A Georgia man is believed to be the 12th American to have passed away either during or after a visit to the #DominicanRepublic.

Tracy Jerome Jester Jr. died in March while on vacation in the Dominican Republic, a death previously unreported despite nine mysterious American tourist deaths since April and 11 in the past year, @forbes reports.

Jester died of “respiratory illness,” following a day of sightseeing, his mother Melody Moore said. Jester was vacationing with his sister when he suddenly began to vomit and complained that he couldn’t breathe.

The issue is, no toxicology report was ordered as he died before other tourist deaths were reported and now his family joins other families demanding answers about the circumstances surrounding the deaths of their loved ones.

Government officials maintain that these are isolated events but families are putting pressure on officials to give them more information.

According to the U.S. State Department, there is no “uptick” in the number of American deaths in the Dominican Republic despite the recent media attention. 

“We can confirm the death of a U.S. citizen in the Dominican Republic in March 2019. We offer our sincerest condolences to the family for their loss. Out of respect for the family during this difficult time, we do not have additional information to provide,” said a spokesperson in a statement.

“I would like to know the truth,” Moore said. According to ABC News, she reached out to the FBI for help but hasn’t met with the agency on the matter.

U.S. House representative and Dominican native Adriano Espaillat visited the island nation in early July to meet with officials and tourism executives to discuss the safety of American visitors. 

Espaillat made six recommendations as a result, including a call to increase standards for monitoring the quality of food and alcohol.

The FBI has conducted toxicology tests on three of the victims but despite reports they would be released, they are not ready yet, or have not yet been made available to the public.

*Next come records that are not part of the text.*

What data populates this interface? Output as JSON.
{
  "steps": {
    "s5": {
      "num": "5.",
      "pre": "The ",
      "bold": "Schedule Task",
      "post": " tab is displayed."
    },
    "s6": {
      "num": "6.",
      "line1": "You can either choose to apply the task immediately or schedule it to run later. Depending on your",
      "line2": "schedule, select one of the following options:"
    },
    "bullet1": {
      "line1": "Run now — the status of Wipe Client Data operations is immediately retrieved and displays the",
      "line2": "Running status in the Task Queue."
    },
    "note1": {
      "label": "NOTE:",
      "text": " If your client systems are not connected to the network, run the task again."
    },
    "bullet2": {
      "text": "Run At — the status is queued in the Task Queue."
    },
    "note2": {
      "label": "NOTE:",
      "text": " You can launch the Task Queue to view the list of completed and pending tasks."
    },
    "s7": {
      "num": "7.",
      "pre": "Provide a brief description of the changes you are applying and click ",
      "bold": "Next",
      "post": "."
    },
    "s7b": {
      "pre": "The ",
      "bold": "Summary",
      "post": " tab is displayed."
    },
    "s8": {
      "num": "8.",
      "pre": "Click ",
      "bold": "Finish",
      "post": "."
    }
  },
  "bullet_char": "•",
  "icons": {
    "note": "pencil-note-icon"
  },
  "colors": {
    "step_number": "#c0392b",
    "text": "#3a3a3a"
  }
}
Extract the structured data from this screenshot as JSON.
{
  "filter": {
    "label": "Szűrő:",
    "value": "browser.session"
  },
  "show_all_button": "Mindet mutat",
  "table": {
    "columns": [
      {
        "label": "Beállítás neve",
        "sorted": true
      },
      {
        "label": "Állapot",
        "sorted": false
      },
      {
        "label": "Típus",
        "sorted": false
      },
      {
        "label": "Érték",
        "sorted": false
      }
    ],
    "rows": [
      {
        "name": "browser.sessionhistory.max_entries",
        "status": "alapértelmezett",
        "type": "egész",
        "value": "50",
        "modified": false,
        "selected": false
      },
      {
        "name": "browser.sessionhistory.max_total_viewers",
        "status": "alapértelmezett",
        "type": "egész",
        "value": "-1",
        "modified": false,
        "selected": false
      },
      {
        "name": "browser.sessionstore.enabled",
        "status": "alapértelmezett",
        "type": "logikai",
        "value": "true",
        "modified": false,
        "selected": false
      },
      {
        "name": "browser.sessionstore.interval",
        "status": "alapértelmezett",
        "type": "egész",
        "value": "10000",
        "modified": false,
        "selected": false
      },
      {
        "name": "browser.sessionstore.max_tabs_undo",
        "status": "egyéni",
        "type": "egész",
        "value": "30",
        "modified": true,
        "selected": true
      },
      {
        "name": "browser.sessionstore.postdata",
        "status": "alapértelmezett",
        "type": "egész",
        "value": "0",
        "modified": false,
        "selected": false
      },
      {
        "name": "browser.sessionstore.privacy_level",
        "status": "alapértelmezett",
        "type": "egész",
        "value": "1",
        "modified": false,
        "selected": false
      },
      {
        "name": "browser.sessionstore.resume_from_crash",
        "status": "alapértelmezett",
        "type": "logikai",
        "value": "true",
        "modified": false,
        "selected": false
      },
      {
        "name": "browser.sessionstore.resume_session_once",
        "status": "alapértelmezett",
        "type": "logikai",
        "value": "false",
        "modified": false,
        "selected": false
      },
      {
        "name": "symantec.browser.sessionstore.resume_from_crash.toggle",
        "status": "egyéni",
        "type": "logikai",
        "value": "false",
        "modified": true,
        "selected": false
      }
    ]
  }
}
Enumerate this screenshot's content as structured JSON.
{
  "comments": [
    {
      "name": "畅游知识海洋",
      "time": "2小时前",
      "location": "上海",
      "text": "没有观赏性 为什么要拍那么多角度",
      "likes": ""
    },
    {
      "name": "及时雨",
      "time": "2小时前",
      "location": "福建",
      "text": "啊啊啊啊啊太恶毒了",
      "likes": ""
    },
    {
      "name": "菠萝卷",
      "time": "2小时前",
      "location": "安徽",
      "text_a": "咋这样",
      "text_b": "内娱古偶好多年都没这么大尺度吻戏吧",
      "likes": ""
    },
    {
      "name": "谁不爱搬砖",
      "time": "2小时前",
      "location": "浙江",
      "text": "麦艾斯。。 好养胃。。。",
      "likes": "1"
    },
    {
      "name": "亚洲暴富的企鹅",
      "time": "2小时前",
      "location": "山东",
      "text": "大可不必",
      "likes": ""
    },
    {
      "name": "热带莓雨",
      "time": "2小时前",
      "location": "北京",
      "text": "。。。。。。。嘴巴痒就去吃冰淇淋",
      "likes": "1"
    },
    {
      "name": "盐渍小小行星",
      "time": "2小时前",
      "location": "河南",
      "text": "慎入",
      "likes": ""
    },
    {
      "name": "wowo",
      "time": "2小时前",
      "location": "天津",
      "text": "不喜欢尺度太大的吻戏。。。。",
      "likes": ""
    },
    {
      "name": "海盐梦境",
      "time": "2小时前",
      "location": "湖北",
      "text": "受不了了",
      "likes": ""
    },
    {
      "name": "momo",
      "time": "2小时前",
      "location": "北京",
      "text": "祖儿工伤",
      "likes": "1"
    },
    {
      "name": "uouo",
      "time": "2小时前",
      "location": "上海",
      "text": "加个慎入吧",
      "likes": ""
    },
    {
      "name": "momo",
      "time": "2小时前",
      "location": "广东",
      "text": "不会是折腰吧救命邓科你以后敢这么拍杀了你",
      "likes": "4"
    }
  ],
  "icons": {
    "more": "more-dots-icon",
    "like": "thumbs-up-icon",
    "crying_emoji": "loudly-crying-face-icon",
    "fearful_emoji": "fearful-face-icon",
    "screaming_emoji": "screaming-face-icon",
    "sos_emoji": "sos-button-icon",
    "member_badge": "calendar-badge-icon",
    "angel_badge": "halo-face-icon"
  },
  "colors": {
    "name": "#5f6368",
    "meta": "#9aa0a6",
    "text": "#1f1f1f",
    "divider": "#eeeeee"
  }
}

Similarities between some victims’ autopsy reports and symptoms prior to death have raised questions about what’s actually happening in the DR.

Three of the victims reportedly had an alcoholic drink immediately prior to their deaths, prompting the Hard Rock Hotel & Casino in Punta Cana (where two of those victims died) to remove the liquor dispensers from their minibars. 

More suspicious incidents, like the woman violently beaten at a resort and a group of high schoolers falling violently ill, have gone unexplained.

The Dominican Republic is rated a two out of four on the U.S. State Department’s travel warning scale, last updated on April 15th. 

“Exercise increased caution due to crime. Violent crime, including armed robbery, homicide, and sexual assault is a concern throughout the Dominican Republic,” reads the advisory.